Numbers from Prague
Project overview
Written by Tom Penn (after initial research by Mike Levy) and directed by Lesley Ford, ‘Numbers from Prague’ was inspired by a visit to Cambridge Holocaust Memorial Day by Sir Nicholas Winton then aged 99.
In 1939, the English stockbroker, appalled at what he saw in Nazi Europe, took action to help rescue 669 Jewish children, most of them Jewish, from Czechoslovakia on the eve of the Second World War. Winton found homes for the children and arranged for their safe passage to Britain.
The last group of children, scheduled to leave Prague on 1 September 1939, were unable to depart. With Hitler’s invasion of Poland on the same day, the Second World War had begun. Of the 250 children due to leave on that train, only two survived the war.
The short play is a dream-like exploration of Sir Nicholas Winton’s heroic rescue work and the tragic loss of those children who never made it to refuge in Britain.
Free resources:
Play script
The Numbers from Prague script is available for download. You are welcome to use this script but we’ve love to hear from you if you plan to use it.
Film
The Numbers From Prague play, recorded at The Junction, Cambridge in 2011 (Duration: 50mins)

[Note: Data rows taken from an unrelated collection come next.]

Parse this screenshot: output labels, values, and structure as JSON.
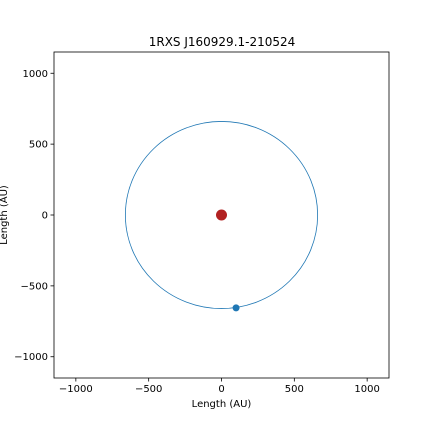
{
  "chart_data": {
    "type": "scatter",
    "title": "1RXS J160929.1-210524",
    "xlabel": "Length (AU)",
    "ylabel": "Length (AU)",
    "xlim": [
      -1150,
      1150
    ],
    "ylim": [
      -1150,
      1150
    ],
    "xticks": [
      -1000,
      -500,
      0,
      500,
      1000
    ],
    "yticks": [
      -1000,
      -500,
      0,
      500,
      1000
    ],
    "grid": false,
    "star": {
      "x": 0,
      "y": 0,
      "color": "#b22222"
    },
    "orbit": {
      "center_x": 0,
      "center_y": 0,
      "radius": 660,
      "color": "#1f77b4"
    },
    "planet": {
      "x": 100,
      "y": -655,
      "color": "#1f77b4"
    }
  }
}
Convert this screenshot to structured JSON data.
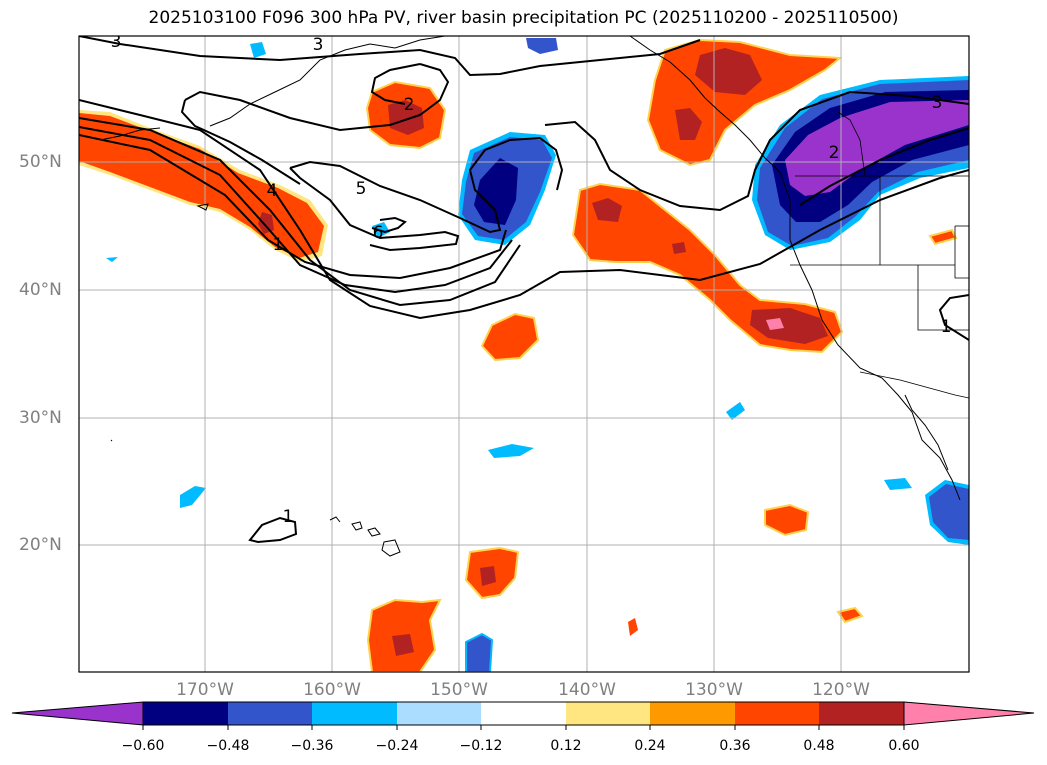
{
  "title": "2025103100 F096 300 hPa PV, river basin precipitation PC (2025110200 - 2025110500)",
  "lat_labels": [
    "50°N",
    "40°N",
    "30°N",
    "20°N"
  ],
  "lon_labels": [
    "170°W",
    "160°W",
    "150°W",
    "140°W",
    "130°W",
    "120°W"
  ],
  "contour_labels": [
    "3",
    "3",
    "2",
    "5",
    "4",
    "1",
    "6",
    "3",
    "2",
    "1",
    "1"
  ],
  "colorbar": {
    "ticks": [
      "−0.60",
      "−0.48",
      "−0.36",
      "−0.24",
      "−0.12",
      "0.12",
      "0.24",
      "0.36",
      "0.48",
      "0.60"
    ],
    "colors": [
      "#9933cc",
      "#000080",
      "#3355cc",
      "#00bbff",
      "#aaddff",
      "#ffffff",
      "#ffe680",
      "#ff9900",
      "#ff4500",
      "#b22222",
      "#ff80aa"
    ]
  },
  "colors": {
    "grid": "#b0b0b0",
    "coast": "#000000",
    "pv_contour": "#000000",
    "label_gray": "#808080"
  }
}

”“They managed the astonishing act of capturing the hopes, excitement, fears and the profound sense of loss of those real Winton children most of whom never saw their real parents again. The young cast managed to bring Penn’s rather beautiful poetic language to life and there was not a dry eye in the house when at the end of the play, the children crossing an invisible time barrier, show us that thanks to Winton they have survived, flourished, bred new generations and beaten Hitler.”